I take part in a weekly “Celtic Liturgy” in which a pilgrimage of voices travels through both our shared confession (”we have chosen to hide, and to protect ourselves at the expense of others”) as well a reminder that “the goodness of God is planted more deeply than all that is wrong.” We share the vulnerability of our intercessions and experience the inclusive table where all are welcome. I like to think, to hope, that this weekly journey makes our self-acceptance more natural and more communal as we weave this into our lives. We are collectively accepting our whole selves.
“The curious paradox is that when I accept myself just as I am, then I can change.” Carl Rogers
“Today, as I close in on eighty, I know there are no shortcuts to wholeness. The only way to become whole is to put our arms lovingly around everything we know ourselves to be: self-serving and generous, spiteful and compassionate, cowardly and courageous, treacherous and trustworthy. We must be able to say to ourselves and to the world at large, “I am all of the above.” If we can’t embrace the whole of who we are—embrace it with transformative love—we’ll imprison the creative energies hidden in our own shadows and be unable to engage creatively with the world’s complex mix of shadow and light.” Parker Palmer
[This is part of a series of posts exploring a contemplative pathway to healing/maturing that I call “a compassionate consent to reality.” For an introduction to the project, you may want to see this post here, or perhaps better, a summary here.
I’m so grateful for your interest and for any comments that you may have!]
This course is at the heart of the MA in Peace & Justice offered by the Jim Forest Institute at St. Stephen’s University.
“Comparisons are odious” after all, or “odorous” as Shakespeare would say.
No doubt why most of us see ourselves as being among the top ten percent of drivers or among the most intelligent people – statistically dubious.
Likely a good topic for a future post.
Another future post or two.
And another future post, this time maybe even the next one.
A friend read this and gave me credit for “coining the term” making me realize that Bruce Cockburn must have coined it years ago in this song on a favourite album of mine. I’d always assumed that the term had more history, but it looks relatively fresh and original to Cockburn as far as I can tell.
And let me make it clear that, to my shame, I also did not see this for far too long.

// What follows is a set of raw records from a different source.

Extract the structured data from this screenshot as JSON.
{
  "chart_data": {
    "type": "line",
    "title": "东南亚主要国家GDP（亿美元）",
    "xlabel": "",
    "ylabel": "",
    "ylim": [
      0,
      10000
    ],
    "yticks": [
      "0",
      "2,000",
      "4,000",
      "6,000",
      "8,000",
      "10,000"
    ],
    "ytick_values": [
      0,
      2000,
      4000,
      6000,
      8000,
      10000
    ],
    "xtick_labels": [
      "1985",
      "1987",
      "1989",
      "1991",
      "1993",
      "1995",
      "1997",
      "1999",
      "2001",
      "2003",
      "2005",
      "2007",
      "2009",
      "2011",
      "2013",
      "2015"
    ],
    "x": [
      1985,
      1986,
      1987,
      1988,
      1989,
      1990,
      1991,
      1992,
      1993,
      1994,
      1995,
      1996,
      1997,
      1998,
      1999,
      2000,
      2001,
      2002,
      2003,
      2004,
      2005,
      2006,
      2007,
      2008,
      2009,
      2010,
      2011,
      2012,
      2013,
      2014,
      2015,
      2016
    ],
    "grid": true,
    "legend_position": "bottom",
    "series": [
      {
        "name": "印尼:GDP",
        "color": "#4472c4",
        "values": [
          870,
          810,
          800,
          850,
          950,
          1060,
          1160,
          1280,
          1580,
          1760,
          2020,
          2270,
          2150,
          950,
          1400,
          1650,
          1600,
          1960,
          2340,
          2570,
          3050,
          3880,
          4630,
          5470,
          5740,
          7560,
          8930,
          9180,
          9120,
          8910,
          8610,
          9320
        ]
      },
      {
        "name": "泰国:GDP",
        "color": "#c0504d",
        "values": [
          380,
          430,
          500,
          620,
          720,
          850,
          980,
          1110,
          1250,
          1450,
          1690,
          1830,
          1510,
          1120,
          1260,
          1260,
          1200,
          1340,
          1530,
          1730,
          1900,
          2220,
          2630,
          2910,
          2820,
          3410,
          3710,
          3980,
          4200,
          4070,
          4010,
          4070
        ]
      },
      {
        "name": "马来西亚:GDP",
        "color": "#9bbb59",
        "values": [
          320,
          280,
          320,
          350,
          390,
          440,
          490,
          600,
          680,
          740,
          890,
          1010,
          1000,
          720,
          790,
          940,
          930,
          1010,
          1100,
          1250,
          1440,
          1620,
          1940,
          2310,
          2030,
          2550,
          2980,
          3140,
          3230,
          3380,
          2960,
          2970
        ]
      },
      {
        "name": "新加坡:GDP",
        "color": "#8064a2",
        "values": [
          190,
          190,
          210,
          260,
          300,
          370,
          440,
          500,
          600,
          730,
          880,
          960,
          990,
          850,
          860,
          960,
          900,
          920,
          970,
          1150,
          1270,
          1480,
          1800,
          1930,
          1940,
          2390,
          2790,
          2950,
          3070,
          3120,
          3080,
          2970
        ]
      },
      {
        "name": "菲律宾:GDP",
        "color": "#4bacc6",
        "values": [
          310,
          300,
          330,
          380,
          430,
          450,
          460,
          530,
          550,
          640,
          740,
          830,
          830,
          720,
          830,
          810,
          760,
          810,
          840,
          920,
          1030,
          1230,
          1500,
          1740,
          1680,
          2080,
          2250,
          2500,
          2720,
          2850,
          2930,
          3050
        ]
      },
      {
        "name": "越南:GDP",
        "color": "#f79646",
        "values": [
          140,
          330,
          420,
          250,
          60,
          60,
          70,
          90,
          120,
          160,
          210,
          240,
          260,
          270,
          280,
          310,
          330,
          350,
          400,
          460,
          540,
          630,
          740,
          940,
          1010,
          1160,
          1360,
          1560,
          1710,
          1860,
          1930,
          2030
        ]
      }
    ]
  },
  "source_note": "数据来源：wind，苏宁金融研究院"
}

Thanks for this, Walter. I knew when I read the title that this is one I would need to read. I feel the need to “confess” what it is I need to radically accept simply as a way of marking this moment of realization. I am hoping to love and radically accept myself as a person who strives to be perfect and to be seen as perfect, someone who believes I am good and wants to be seen as good, someone who believes I KNOW what is right and wants to always be right and be seen as right. And in all that, I am self-righteous and probably very annoying. I want to embrace that part of myself (and hopefully learn and grow—maybe be ok with not always being perfect and good and right or at least not being seen as such for the desire to be SEEN as those things sometimes circumvents actually being good). Trying to learn how to love that part of myself. Thanks for your words.